Materials and Methods Top

Generation and collection of DEPs. A-DEPs were provided by one of the authors (T.K.), and the generation and collection conditions of these DEPs have been described previously (Kobayashi and Ito 1995; Sagai et al. 1993). Briefly, DEPs were collected "cold" at a sampling temperature of 50°C onto glass-fiber filters (GD-100R, 203 mm × 254 mm) in a constant-volume sampling system fitted at the end of a dilution tunnel. The particles were generated using a light-duty (2,740 cc), 4-cylinder, 4JB1-type Isuzu diesel engine. The engine had a torque load of 6 kg/m generated by an ECDY dynamometer (Meiden-Sya, Tokyo, Japan) and was run at 2,000 rpm.
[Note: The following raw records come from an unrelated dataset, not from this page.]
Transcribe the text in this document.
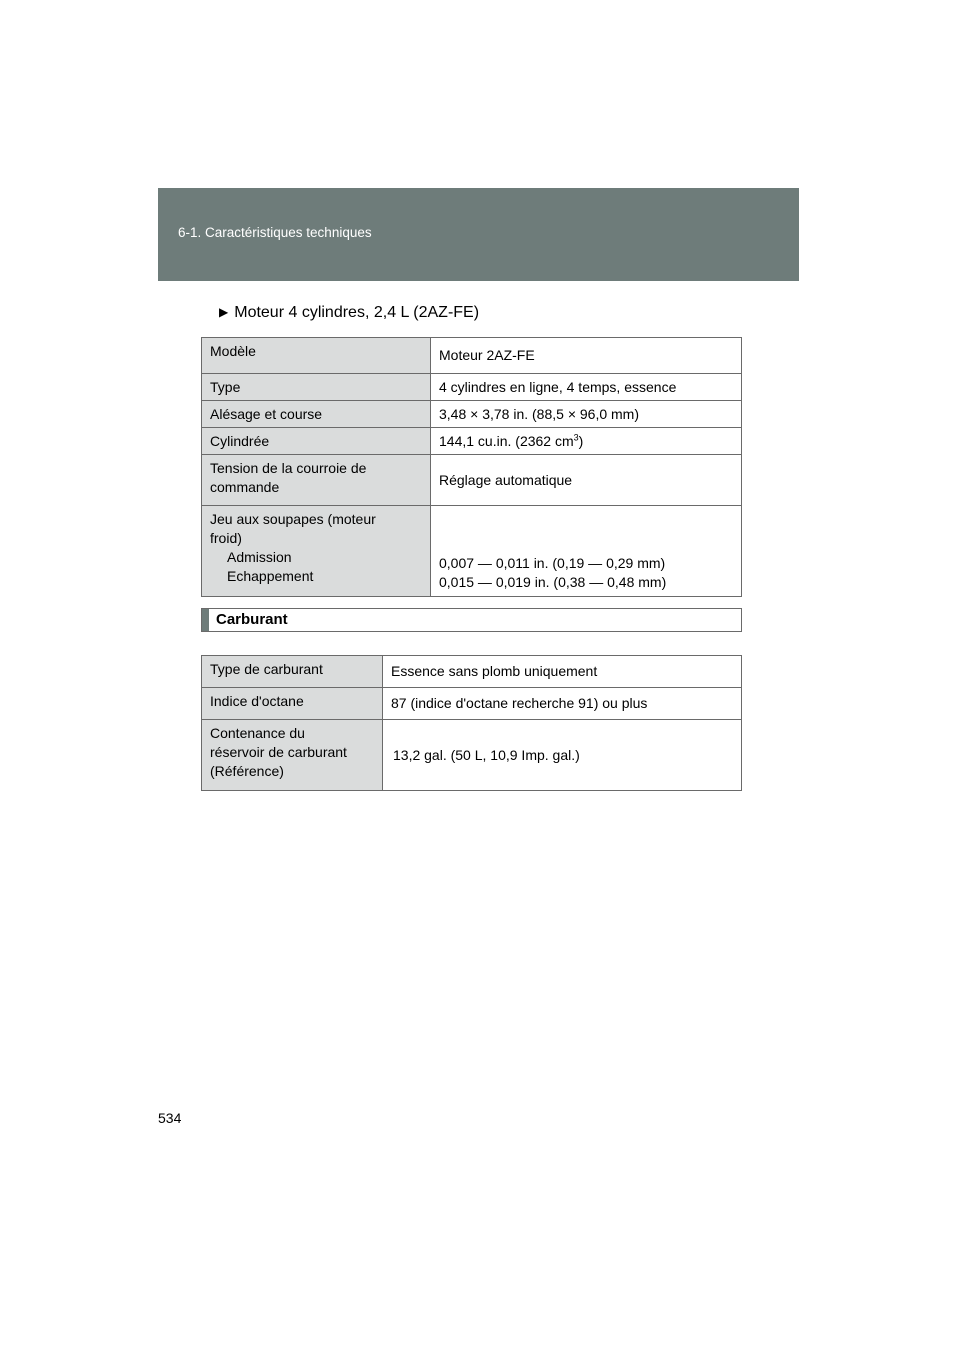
6-1. Caractéristiques techniques
▶ Moteur 4 cylindres, 2,4 L (2AZ-FE)
Modèle	Moteur 2AZ-FE
Type	4 cylindres en ligne, 4 temps, essence
Alésage et course	3,48 × 3,78 in. (88,5 × 96,0 mm)
Cylindrée	144,1 cu.in. (2362 $cm^3$)
Tension de la courroie de
commande	Réglage automatique
Jeu aux soupapes (moteur
froid)
Admission
Echappement	0,007 — 0,011 in. (0,19 — 0,29 mm)
0,015 — 0,019 in. (0,38 — 0,48 mm)
Carburant
Type de carburant	Essence sans plomb uniquement
Indice d'octane	87 (indice d'octane recherche 91) ou plus
Contenance du
réservoir de carburant
(Référence)	13,2 gal. (50 L, 10,9 Imp. gal.)
534
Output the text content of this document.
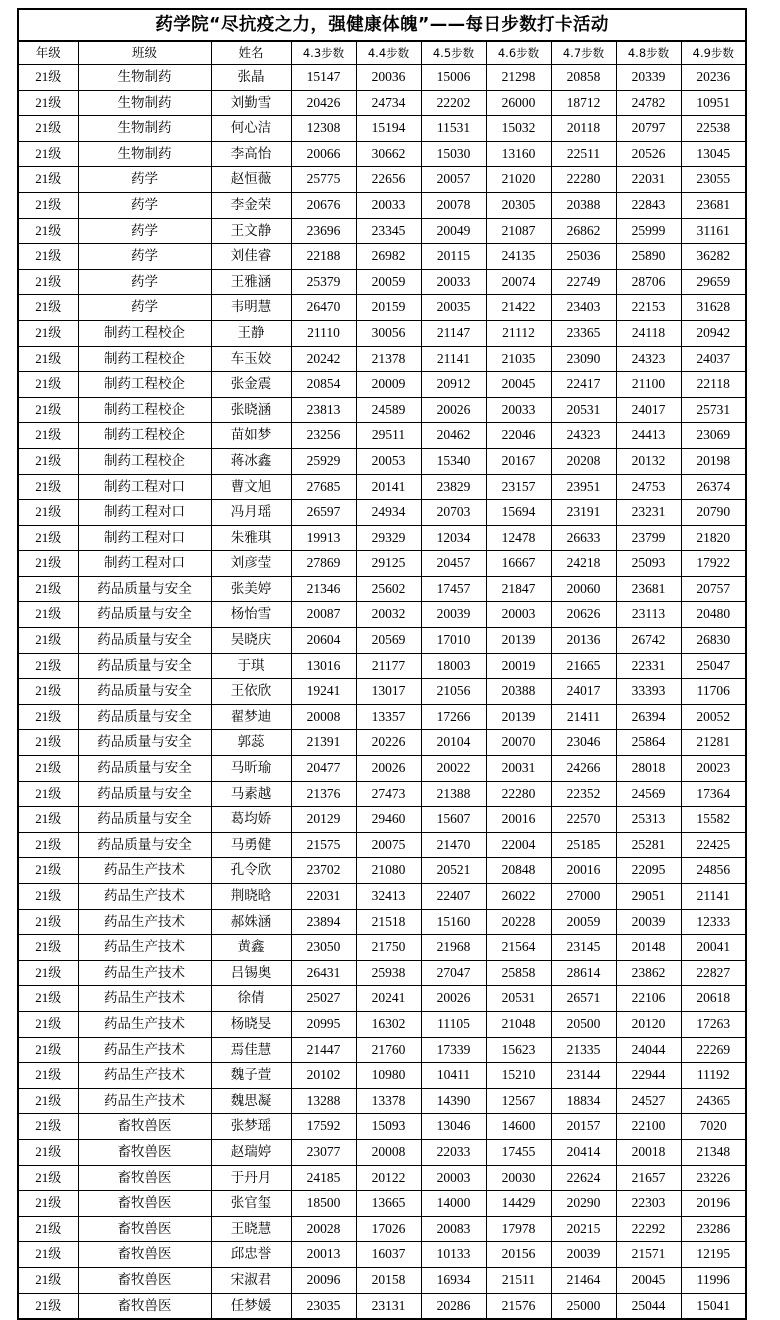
药学院“尽抗疫之力，强健康体魄”——每日步数打卡活动									
年级	班级	姓名	4.3步数	4.4步数	4.5步数	4.6步数	4.7步数	4.8步数	4.9步数
21级	生物制药	张晶	15147	20036	15006	21298	20858	20339	20236
21级	生物制药	刘勤雪	20426	24734	22202	26000	18712	24782	10951
21级	生物制药	何心洁	12308	15194	11531	15032	20118	20797	22538
21级	生物制药	李高怡	20066	30662	15030	13160	22511	20526	13045
21级	药学	赵恒薇	25775	22656	20057	21020	22280	22031	23055
21级	药学	李金荣	20676	20033	20078	20305	20388	22843	23681
21级	药学	王文静	23696	23345	20049	21087	26862	25999	31161
21级	药学	刘佳睿	22188	26982	20115	24135	25036	25890	36282
21级	药学	王雅涵	25379	20059	20033	20074	22749	28706	29659
21级	药学	韦明慧	26470	20159	20035	21422	23403	22153	31628
21级	制药工程校企	王静	21110	30056	21147	21112	23365	24118	20942
21级	制药工程校企	车玉姣	20242	21378	21141	21035	23090	24323	24037
21级	制药工程校企	张金震	20854	20009	20912	20045	22417	21100	22118
21级	制药工程校企	张晓涵	23813	24589	20026	20033	20531	24017	25731
21级	制药工程校企	苗如梦	23256	29511	20462	22046	24323	24413	23069
21级	制药工程校企	蒋冰鑫	25929	20053	15340	20167	20208	20132	20198
21级	制药工程对口	曹文旭	27685	20141	23829	23157	23951	24753	26374
21级	制药工程对口	冯月瑶	26597	24934	20703	15694	23191	23231	20790
21级	制药工程对口	朱雅琪	19913	29329	12034	12478	26633	23799	21820
21级	制药工程对口	刘彦莹	27869	29125	20457	16667	24218	25093	17922
21级	药品质量与安全	张美婷	21346	25602	17457	21847	20060	23681	20757
21级	药品质量与安全	杨怡雪	20087	20032	20039	20003	20626	23113	20480
21级	药品质量与安全	吴晓庆	20604	20569	17010	20139	20136	26742	26830
21级	药品质量与安全	于琪	13016	21177	18003	20019	21665	22331	25047
21级	药品质量与安全	王依欣	19241	13017	21056	20388	24017	33393	11706
21级	药品质量与安全	翟梦迪	20008	13357	17266	20139	21411	26394	20052
21级	药品质量与安全	郭蕊	21391	20226	20104	20070	23046	25864	21281
21级	药品质量与安全	马昕瑜	20477	20026	20022	20031	24266	28018	20023
21级	药品质量与安全	马素越	21376	27473	21388	22280	22352	24569	17364
21级	药品质量与安全	葛均娇	20129	29460	15607	20016	22570	25313	15582
21级	药品质量与安全	马勇健	21575	20075	21470	22004	25185	25281	22425
21级	药品生产技术	孔令欣	23702	21080	20521	20848	20016	22095	24856
21级	药品生产技术	荆晓晗	22031	32413	22407	26022	27000	29051	21141
21级	药品生产技术	郝姝涵	23894	21518	15160	20228	20059	20039	12333
21级	药品生产技术	黄鑫	23050	21750	21968	21564	23145	20148	20041
21级	药品生产技术	吕锡奥	26431	25938	27047	25858	28614	23862	22827
21级	药品生产技术	徐倩	25027	20241	20026	20531	26571	22106	20618
21级	药品生产技术	杨晓旻	20995	16302	11105	21048	20500	20120	17263
21级	药品生产技术	焉佳慧	21447	21760	17339	15623	21335	24044	22269
21级	药品生产技术	魏子萱	20102	10980	10411	15210	23144	22944	11192
21级	药品生产技术	魏思凝	13288	13378	14390	12567	18834	24527	24365
21级	畜牧兽医	张梦瑶	17592	15093	13046	14600	20157	22100	7020
21级	畜牧兽医	赵瑞婷	23077	20008	22033	17455	20414	20018	21348
21级	畜牧兽医	于丹月	24185	20122	20003	20030	22624	21657	23226
21级	畜牧兽医	张官玺	18500	13665	14000	14429	20290	22303	20196
21级	畜牧兽医	王晓慧	20028	17026	20083	17978	20215	22292	23286
21级	畜牧兽医	邱忠誉	20013	16037	10133	20156	20039	21571	12195
21级	畜牧兽医	宋淑君	20096	20158	16934	21511	21464	20045	11996
21级	畜牧兽医	任梦媛	23035	23131	20286	21576	25000	25044	15041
SRM 2975 was generated by a forklift truck and was purchased from NIST (Gaithersburg, MD, USA). The DEPs were generated by a heavy-duty diesel engine and collected using a filtering system designed for diesel forklifts under "hot" conditions without a dilution tunnel at the Donaldson Company, Inc. (Minneapolis, MN, USA; personal communication). The certified analyses of these particles are available (NIST 2000).

Organic extractions and fractionation. DEPs were sonicated for 20 min in dichloromethane (DCM) at 2× the estimated volume of the particles, and the tube was centrifuged at approximately 2,000 rpm for 10 min. The solvent was transferred to another glass tube, and the extraction was repeated two more times. The pooled solvent extract was concentrated, and the percentage of extractable organic material (EOM) was determined by gravimetric measurement. The remaining extract was concentrated to 1 mL and readjusted to 5 mL with hexane.

Silica gel (10 g of grade 62, 60-200 mesh) was added to a 40 × 300 mm open column with a medium-porosity ground-glass frit. The silica was washed with DCM followed by hexane. The extract was added to the column, and the EOM was eluted serially with hexane, 50:50 hexane:DCM, DCM, and methanol. Each fraction was then concentrated under nitrogen, and the mass of EOM for each fraction was determined as described above for the whole extract. Stock solutions at 20 µg of EOM/mL in dimethyl sulfoxide (DMSO) of the whole extract and each fraction were prepared for bioassay by solvent exchange.

Mutagenicity assays. The EOM and fractions from each DEP sample were evaluated for mutagenicity in the standard plate-incorporation Salmonella (Ames) mutagenicity assay (Maron and Ames 1983). The strains used were the base-substitution strain TA100 (hisG46, rfa, ΔuvrB, pKM101) and the frameshift strain TA98 (hisD3052, rfa, ΔuvB, pKM101) (Maron and Ames 1983); the nitroreductase- and dinitroreductase-deficient strains TA98NR and TA98/1,8-DNP6, respectively, which are derivatives of TA98 (McCoy et al. 1983; Rosenkranz 1981); and the acetyltransferase- and nitroreductase-overexpressing strains YG1024 (Watanabe et al. 1990) and YG1021 (Watanabe et al. 1989), respectively, which are also derivatives of TA98.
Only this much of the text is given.